What is a Two-Factor-Authentication and why is it so important?

When the first impact of Covid-19 hit us, we moved our worksite to the home offices as fast as possible to ensure that all employees are well protected. At this time (as if we knew it), we have just finished our project of moving all our company related data to the cloud (in our case the Google Cloud). Since all the important documents were stored online from that time on, we have decided to introduce the Two-Factor-Authentication to make sure that all data is well protected. Because all colleagues are equipped with a notebook and have access to all the work-related data, moving to the home offices wasn’t a big deal for us at this point.

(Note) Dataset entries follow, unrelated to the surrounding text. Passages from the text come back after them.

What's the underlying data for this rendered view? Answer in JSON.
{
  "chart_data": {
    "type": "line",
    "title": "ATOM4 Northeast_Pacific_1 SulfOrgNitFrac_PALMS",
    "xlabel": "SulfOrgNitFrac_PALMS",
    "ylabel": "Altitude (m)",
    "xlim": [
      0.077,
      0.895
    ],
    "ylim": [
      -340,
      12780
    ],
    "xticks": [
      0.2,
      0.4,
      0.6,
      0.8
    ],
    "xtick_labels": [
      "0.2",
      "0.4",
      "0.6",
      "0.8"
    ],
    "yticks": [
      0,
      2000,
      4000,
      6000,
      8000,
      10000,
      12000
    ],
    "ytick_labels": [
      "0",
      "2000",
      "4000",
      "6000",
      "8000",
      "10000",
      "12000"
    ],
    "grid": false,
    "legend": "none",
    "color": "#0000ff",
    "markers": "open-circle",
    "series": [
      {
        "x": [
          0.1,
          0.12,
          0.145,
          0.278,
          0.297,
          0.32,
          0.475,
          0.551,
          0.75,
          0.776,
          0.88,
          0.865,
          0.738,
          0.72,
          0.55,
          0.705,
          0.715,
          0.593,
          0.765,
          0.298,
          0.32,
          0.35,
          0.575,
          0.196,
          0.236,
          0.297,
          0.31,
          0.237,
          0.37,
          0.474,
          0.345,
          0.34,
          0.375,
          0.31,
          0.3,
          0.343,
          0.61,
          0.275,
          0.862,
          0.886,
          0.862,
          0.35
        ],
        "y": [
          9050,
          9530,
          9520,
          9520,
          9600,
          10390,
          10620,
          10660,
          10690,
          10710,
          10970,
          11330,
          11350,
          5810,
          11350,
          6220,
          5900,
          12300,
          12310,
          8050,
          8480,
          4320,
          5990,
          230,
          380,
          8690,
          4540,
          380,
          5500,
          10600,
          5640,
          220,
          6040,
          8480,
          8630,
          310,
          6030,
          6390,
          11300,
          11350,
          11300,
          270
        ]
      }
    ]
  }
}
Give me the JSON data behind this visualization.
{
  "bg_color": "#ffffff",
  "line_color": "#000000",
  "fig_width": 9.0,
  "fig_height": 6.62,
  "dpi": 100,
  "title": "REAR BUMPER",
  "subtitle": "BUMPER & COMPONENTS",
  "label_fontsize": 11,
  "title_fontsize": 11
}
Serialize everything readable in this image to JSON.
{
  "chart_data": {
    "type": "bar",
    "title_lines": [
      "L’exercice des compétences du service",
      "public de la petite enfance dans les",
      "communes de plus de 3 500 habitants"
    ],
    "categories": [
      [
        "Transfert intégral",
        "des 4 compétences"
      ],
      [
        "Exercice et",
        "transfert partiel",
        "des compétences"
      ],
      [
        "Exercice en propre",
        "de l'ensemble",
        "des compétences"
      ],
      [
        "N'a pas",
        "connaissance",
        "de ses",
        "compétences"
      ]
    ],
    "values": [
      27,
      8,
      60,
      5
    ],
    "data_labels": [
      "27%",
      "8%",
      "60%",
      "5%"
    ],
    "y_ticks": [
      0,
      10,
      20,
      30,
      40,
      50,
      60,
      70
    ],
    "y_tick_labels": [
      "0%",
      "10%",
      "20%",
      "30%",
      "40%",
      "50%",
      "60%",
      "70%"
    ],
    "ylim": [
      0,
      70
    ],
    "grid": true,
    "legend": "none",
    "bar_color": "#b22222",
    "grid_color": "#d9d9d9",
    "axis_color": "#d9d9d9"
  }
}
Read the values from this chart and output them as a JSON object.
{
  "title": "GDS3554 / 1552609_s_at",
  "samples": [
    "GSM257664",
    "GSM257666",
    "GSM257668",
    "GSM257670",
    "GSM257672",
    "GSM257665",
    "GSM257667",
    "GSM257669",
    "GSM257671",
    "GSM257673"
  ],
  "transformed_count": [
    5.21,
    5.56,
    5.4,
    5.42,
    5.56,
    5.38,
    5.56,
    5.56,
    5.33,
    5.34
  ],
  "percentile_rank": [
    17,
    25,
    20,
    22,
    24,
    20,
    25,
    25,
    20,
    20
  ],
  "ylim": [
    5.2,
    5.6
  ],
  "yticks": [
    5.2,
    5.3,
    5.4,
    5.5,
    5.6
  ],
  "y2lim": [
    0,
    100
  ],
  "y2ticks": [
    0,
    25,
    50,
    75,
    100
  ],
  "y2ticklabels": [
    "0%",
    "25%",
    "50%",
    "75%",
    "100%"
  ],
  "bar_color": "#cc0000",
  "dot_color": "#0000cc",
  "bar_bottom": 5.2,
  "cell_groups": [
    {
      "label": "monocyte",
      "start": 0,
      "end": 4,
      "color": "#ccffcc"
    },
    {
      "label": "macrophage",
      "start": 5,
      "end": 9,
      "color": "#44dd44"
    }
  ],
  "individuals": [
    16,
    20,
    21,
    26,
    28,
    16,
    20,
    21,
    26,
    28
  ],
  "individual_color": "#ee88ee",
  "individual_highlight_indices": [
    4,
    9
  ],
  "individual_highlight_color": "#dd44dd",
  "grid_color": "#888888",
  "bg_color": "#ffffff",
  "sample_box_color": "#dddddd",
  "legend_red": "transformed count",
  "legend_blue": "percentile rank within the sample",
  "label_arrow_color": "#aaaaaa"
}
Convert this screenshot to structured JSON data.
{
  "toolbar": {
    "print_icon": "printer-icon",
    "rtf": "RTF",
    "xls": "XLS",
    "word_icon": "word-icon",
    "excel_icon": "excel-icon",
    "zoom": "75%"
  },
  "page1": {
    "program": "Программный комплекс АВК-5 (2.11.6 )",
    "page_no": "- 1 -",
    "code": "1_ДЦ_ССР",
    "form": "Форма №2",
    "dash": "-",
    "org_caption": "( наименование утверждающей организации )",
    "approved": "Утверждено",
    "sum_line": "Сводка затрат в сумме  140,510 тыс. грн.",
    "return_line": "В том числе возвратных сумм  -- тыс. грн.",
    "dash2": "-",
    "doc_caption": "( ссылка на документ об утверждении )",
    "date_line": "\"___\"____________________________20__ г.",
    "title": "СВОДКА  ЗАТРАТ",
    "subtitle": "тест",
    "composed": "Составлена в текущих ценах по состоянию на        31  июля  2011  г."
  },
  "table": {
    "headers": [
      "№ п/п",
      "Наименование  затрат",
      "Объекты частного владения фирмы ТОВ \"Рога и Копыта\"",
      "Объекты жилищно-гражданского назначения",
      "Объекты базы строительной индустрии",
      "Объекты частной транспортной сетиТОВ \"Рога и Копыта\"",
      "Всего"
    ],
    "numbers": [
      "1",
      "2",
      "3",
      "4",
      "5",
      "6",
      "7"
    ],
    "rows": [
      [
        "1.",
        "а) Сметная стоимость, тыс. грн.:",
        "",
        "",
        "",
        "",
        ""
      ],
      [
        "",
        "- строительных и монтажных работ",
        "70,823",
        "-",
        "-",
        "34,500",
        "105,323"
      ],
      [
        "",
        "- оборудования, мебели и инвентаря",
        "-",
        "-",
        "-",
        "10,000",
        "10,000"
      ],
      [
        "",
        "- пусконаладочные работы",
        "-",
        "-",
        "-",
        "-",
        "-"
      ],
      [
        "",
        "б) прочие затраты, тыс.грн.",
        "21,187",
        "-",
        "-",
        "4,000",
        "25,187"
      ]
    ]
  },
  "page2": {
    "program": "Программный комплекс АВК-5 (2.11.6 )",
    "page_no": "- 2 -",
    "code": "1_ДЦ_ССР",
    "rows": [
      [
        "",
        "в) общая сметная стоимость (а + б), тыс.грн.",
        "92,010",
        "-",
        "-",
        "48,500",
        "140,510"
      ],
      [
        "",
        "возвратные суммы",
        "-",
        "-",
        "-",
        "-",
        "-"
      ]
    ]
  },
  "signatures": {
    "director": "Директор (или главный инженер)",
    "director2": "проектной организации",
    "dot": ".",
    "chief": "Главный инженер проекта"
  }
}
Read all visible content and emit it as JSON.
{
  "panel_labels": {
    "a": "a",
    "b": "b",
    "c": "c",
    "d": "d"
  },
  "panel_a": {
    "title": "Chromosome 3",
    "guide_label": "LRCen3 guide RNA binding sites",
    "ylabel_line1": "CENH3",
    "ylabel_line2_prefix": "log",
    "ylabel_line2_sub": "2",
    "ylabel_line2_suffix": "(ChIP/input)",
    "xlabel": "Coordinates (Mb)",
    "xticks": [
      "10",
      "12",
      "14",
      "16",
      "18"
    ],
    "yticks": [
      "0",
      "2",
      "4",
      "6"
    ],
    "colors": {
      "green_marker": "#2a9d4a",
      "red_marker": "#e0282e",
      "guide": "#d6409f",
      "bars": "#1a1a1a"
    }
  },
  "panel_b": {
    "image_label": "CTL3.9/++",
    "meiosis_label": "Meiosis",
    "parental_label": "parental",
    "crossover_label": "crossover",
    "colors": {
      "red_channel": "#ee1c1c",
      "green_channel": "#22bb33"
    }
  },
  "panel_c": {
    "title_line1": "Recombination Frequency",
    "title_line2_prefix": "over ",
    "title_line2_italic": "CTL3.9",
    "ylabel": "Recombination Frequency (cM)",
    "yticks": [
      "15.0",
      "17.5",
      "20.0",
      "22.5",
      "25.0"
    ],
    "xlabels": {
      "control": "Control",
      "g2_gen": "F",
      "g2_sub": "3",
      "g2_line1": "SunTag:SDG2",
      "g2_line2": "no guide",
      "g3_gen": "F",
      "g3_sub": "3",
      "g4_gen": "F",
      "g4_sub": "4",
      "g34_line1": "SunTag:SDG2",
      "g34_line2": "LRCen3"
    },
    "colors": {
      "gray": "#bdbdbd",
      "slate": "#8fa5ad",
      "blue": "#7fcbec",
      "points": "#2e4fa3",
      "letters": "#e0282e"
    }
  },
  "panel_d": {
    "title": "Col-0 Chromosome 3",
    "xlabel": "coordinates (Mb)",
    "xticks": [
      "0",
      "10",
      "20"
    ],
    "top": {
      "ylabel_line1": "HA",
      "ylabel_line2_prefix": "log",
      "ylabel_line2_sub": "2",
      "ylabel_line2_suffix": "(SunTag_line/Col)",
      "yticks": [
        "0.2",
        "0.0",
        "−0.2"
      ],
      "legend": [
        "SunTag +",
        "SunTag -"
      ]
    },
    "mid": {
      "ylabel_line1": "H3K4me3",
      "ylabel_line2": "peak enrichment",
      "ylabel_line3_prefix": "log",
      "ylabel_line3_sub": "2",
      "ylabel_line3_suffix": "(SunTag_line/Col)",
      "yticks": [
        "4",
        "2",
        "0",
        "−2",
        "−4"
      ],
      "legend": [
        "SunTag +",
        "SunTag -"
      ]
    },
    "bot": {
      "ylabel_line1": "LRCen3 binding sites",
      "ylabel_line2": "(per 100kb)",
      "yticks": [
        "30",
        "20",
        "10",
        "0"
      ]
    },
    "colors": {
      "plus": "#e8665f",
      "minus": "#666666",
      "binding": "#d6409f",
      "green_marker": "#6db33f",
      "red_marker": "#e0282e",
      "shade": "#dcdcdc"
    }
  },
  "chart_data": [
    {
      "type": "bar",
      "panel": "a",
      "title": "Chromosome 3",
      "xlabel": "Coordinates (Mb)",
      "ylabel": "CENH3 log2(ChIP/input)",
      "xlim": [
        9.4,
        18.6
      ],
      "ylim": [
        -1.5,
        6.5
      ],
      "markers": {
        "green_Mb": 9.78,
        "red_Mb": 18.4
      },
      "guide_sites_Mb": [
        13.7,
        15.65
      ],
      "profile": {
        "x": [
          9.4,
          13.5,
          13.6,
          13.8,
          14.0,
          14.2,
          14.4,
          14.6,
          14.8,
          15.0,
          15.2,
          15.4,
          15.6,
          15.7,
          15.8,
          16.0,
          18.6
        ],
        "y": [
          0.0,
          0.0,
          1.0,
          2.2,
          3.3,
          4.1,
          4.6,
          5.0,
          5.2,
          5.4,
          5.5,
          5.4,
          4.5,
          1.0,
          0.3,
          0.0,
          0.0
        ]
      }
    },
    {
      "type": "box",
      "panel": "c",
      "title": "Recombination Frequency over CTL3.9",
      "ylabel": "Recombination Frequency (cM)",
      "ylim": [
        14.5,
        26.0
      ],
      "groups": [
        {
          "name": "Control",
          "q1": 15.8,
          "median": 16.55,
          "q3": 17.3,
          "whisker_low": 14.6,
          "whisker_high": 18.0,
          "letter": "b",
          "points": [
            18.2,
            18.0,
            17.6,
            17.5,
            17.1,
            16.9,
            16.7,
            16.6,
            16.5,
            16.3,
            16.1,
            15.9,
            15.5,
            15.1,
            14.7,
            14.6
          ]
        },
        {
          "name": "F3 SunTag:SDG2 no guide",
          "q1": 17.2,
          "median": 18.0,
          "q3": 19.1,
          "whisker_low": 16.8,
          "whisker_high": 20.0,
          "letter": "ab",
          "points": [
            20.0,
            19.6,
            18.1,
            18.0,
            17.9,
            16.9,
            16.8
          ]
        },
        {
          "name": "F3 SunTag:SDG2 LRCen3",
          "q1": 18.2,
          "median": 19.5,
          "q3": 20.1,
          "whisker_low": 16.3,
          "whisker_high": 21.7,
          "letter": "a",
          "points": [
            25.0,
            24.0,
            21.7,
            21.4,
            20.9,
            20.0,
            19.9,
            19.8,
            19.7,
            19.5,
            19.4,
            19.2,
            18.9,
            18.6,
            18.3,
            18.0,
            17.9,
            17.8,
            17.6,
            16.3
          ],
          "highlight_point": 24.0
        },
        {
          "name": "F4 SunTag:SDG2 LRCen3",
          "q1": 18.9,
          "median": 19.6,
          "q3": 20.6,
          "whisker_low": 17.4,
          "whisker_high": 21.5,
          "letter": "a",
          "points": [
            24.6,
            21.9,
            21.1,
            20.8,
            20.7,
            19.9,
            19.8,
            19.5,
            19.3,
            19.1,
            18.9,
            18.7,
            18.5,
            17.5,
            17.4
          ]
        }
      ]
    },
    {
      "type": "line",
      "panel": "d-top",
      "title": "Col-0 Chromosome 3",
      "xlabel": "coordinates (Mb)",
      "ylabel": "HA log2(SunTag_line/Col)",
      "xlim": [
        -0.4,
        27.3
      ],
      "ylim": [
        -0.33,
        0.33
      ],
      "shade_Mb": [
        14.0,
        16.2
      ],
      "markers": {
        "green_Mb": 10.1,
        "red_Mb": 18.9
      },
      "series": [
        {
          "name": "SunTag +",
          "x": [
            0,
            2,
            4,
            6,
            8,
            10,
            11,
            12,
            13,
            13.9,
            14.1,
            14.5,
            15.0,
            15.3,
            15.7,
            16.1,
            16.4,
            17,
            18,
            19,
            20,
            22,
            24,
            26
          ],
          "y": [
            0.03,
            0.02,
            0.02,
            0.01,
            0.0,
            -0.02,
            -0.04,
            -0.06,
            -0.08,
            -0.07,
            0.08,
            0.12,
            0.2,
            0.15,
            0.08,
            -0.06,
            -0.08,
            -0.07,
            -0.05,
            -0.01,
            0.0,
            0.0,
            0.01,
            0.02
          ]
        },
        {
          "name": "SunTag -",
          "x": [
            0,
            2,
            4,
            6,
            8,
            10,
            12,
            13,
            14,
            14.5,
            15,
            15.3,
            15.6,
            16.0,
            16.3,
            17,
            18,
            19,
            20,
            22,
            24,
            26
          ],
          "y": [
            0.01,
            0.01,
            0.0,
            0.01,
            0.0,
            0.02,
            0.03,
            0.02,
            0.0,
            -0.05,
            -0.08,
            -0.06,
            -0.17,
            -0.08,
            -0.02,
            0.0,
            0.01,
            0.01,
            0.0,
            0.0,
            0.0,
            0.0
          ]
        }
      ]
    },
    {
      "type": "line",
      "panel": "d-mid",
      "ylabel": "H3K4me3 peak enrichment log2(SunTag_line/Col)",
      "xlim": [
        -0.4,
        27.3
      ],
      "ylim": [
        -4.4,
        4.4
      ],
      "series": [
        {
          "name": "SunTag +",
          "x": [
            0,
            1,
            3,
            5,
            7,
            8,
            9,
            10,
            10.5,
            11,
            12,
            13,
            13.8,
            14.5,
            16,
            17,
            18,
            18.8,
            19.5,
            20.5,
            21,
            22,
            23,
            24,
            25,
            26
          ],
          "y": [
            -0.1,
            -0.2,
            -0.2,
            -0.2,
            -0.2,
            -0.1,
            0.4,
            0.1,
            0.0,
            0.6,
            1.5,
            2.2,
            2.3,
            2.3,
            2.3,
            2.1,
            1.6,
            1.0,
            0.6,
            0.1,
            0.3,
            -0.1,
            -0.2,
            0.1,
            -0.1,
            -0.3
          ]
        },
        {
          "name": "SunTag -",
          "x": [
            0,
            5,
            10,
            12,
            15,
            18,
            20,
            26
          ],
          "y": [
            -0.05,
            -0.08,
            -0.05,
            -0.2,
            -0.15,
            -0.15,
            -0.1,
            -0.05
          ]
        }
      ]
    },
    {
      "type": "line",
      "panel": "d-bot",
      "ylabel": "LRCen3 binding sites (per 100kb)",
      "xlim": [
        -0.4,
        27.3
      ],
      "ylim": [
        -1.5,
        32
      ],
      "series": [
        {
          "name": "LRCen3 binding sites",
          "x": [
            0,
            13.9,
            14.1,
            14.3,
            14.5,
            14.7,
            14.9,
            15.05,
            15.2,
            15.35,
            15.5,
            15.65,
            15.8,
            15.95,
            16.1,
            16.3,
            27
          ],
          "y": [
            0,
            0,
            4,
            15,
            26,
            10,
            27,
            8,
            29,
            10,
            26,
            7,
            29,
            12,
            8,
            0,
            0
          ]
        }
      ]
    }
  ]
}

What is a Two-Factor-Authentication?

Two-Factor-Authentication adds an additional layer of security to the authentication process (in most of cases just a single password). For example, this could be a SMS, a digital security key (like the YubiKey) or a push notification from an app on your mobile phone which has to be confirmed.

Why is the Two-Factor-Authentication so important?

As we all know protecting systems only by a password is not the securest way nowadays. Often users assign passwords which are too short, easy to be guessed or they have used multiple times before. This means if a password has been cracked (which sometimes only take a couple of seconds) or gets leaked, the attacker has full access to all information and data. In this case no anti-virus system or firewall will stop the attacker. Not only the user can be harmed, but also other people with whom the user is in a relationship. The attacker could try to leak or crack other passwords by sending mails on behalf of the victim, the whole network infrastructure could get exploited to spread malware for example or confidential documents could get stolen. The list of evil deeds is quite endless. Like I already mentioned before, with the multiple factor authentication you add an extra layer of security to protect yourself and others from all the worst-case scenarios mentioned above.

Some examples of how to use the Two-Factor-Authentication:

As mentioned above, there a different ways to use the Two-Factor-Authentication. In this last part of my article I will give you some examples of methods which are common in use today.

SMS:

In this case you just have to store (and validate) a phone number the services account. After you did this, a SMS will be send to you after your first level authentication (commonly a password) was validated. This SMS mostly contains a short numeric code, which you have to enter on the services login page. Some services also offer the opportunity to contact you via voice call. In this case a computer will read the numeric code. In most of the cases this service is free and no extra costs will be charged.

Pay attention: If you use your smartphone or any other device which uses some kind of on-screen notification, make sure to set the SMS text invisible in advance. The same applies for phone calls — make sure you have to unlock the device first.

Digital security keys:

Digital security keys work a bit different but are also used verry common and versatile. A device, which often is used is called YubiKey. There are a lot of different types on the marked. Some devices can only be used via USB, some of them have a NFC (near field communication) interface integrated and others a fingerprint sensor. These keys can not only be used with computers but also with mobile phones or tablets for example. Some of the digital security keys need an extra software or app to work (always depends on how and for what you like to use them) but some of them also work without any installation and are integrated in the big players services and software (Google, Microsoft, etc.) already. After your first level authentication, the service or software is looking for your YubiKey on your device. When the device was found, you will get logged in. In some cases the YubiKey asks for a registered fingerprint or NFC chip card which could be a third factor of an authentication for example.

Apps:

Another way to use the Two-Factor-Authentication could be an app (from Google or Microsoft for example) which is running on your smartphone or tablet. After you’ve installed and paired the app with the service or software, you will get a short notification, which has to be confirmed after your first level authentication.

These are just some examples of how the Two-Factor-Authentication works but there are plenty of other “tools” on the market. Feel free to share your personal experience with the methods I mentioned above or let us know which way of adding a second layer of security to your services you have chosen.